Class V1V2TableUtil


  • public final class V1V2TableUtil
    extends Object
    Utility class that provides static convenience methods for managing the interactions between version 1 and version 2 (YARN) MapReduce classes. - Note on Logging - Two loggers are currently employed by this class:
    • One logger based on Log4j version 1, accessed via the org.apache.commons.logging wrapper.
    • One logger based on the Log4j2 API.
    Two loggers are necessary because Hive2 employs the Log4j2 logging mechanism, whereas logging in Big Data SQL 4.0 is still based on Log4j version 1. As a result, when one executes a Hive query and wishes to log output from this class, the Log4j2-based logger specified by this class must be added to the Hive2 logging configuration file.
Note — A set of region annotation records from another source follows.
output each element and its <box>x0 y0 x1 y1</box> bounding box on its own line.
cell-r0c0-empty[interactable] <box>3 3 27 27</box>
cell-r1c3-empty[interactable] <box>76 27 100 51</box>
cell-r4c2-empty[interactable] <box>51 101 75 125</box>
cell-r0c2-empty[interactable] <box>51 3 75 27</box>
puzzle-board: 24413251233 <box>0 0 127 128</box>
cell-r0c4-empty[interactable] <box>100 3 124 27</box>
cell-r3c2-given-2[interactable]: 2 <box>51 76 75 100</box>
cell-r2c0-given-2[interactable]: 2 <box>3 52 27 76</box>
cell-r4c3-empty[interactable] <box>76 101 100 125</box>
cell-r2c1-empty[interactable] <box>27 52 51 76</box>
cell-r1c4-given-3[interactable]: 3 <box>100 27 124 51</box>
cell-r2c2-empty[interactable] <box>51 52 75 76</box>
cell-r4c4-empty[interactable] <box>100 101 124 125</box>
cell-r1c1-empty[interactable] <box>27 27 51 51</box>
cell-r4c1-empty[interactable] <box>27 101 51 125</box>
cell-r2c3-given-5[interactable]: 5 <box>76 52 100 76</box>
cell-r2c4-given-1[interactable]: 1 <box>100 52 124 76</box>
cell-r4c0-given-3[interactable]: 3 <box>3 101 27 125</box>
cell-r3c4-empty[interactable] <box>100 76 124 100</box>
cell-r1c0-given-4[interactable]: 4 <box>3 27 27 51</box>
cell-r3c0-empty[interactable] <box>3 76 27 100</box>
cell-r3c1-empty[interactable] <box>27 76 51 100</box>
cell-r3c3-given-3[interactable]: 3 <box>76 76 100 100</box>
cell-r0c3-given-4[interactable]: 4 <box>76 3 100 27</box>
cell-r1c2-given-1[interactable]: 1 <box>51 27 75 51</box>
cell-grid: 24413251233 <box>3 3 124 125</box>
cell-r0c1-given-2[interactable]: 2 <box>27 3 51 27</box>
On the other hand, to log output from this class when executing a Big Data SQL query, the Log4j v1 logger must be added to the Big Data SQL logging configuration file. In the future, when Big Data SQL changes its logging mechanims from Log4j v1 to Log4j2, this class should be changed to employ only the Log4j2-based logger.
    • Method Detail

      • getSplitMap

        public static Map<TableHiveInputSplit,​TableInputSplit> getSplitMap​(JobConf jobConf,
                                                                                 TableHiveInputSplit inputSplit,
                                                                                 int queryBy,
                                                                                 String whereClause,
                                                                                 Integer shardKeyPartitionId,
                                                                                 TableInputFormatBase.TopologyLocatorWrapper topologyLocator)
                                                                          throws IOException
        For the current Hive query, returns a singleton collection that maps each version 1 InputSplit for the query to its corresponding version 2 InputSplit. If the call to this method is the first call after the query has been entered on the command line and the input info for the job has been reset (using resetInputJobInfoForNewQuery), this method will construct and populate the return Map; otherwise, it will return the previously constructed Map.

        Implementation Note: when the getInputFormat method from this class is called to retrieve the TableInputFormat instance, only the VERY FIRST call to getInputFormat will construct an instance of TableInputFormat; all additional calls will always return the original instance created by that first call. More importantly, in addition to constructing a TableInputFormat instance, that first call to getInputFormat also constructs and populates the Map returned by this method; which is achieved via a call to the getSplits method on the newly created TableInputFormat instance.

        Since the first call to the getInputFormat method of this class has already called TableInputFormat.getSplits and placed the retrieved splits in the Map to return here, it is no longer necessary to make any additional calls to TableInputFormat.getSplits. Not only is it not necessary to call TableInputFormat.getSplits, but such a call should be avoided. This is because any call to TableInputFormat.getSplits will result in remote calls to the KVStore; which can be very costly. As a result, one should NEVER make a call such as, getInputFormat().getSplits() as such a call may result in two successive calls to TableInputFormat.getSplits. Thus, to avoid the situation just described, this method only needs to call getInputFormat (not getSplits()) to construct and populate the Map to return.

        Throws:
        IOException
      • getInputFormat

        public static InputFormat<PrimaryKey,​Row> getInputFormat​(JobConf jobConf,
                                                                       TableHiveInputSplit inputSplit,
                                                                       int queryBy,
                                                                       String whereClause,
                                                                       Integer shardKeyPartitionId,
                                                                       TableInputFormatBase.TopologyLocatorWrapper topologyLocator)
                                                                throws IOException
        For the current Hive query, constructs and returns a YARN based InputFormat class that will be used when processing the query. This method also constructs and populates a singleton Map whose elements are key/value pairs in which each key is a version 1 split for the returned InputFormat, and each value is the key's corresponding version 2 split. Note that both the InputFormat and the Map are contructed only on the first call to this method for the given query. On all subsequent calls, the original objects are returned; until the resetInputJobInfoForNewQuery method from this utility is called.
        Throws:
        IOException
      • resetInputJobInfoForNewQuery

        public static void resetInputJobInfoForNewQuery()
        Clears and resets the information related to the current job's input classes.

        This method must be called before each new query has been entered on the command line; to reset the splits as well as the InputFormats participating in the job. Note that the Hive infrastructure and BigDataSQL each employ different code paths with respect to the initialization of the query state set in TableStorageHandlerBase. That is, for a Hive-only query, the path consists of the following calls: decomposePredicate followed by configureJobProperties; whereas for a BigDataSQL query, the code path consists of: configureJobProperties followed by decomposePredicate. As a result, this method must be invoked after processing of the current query has completed; for example, in the close method of the record reader.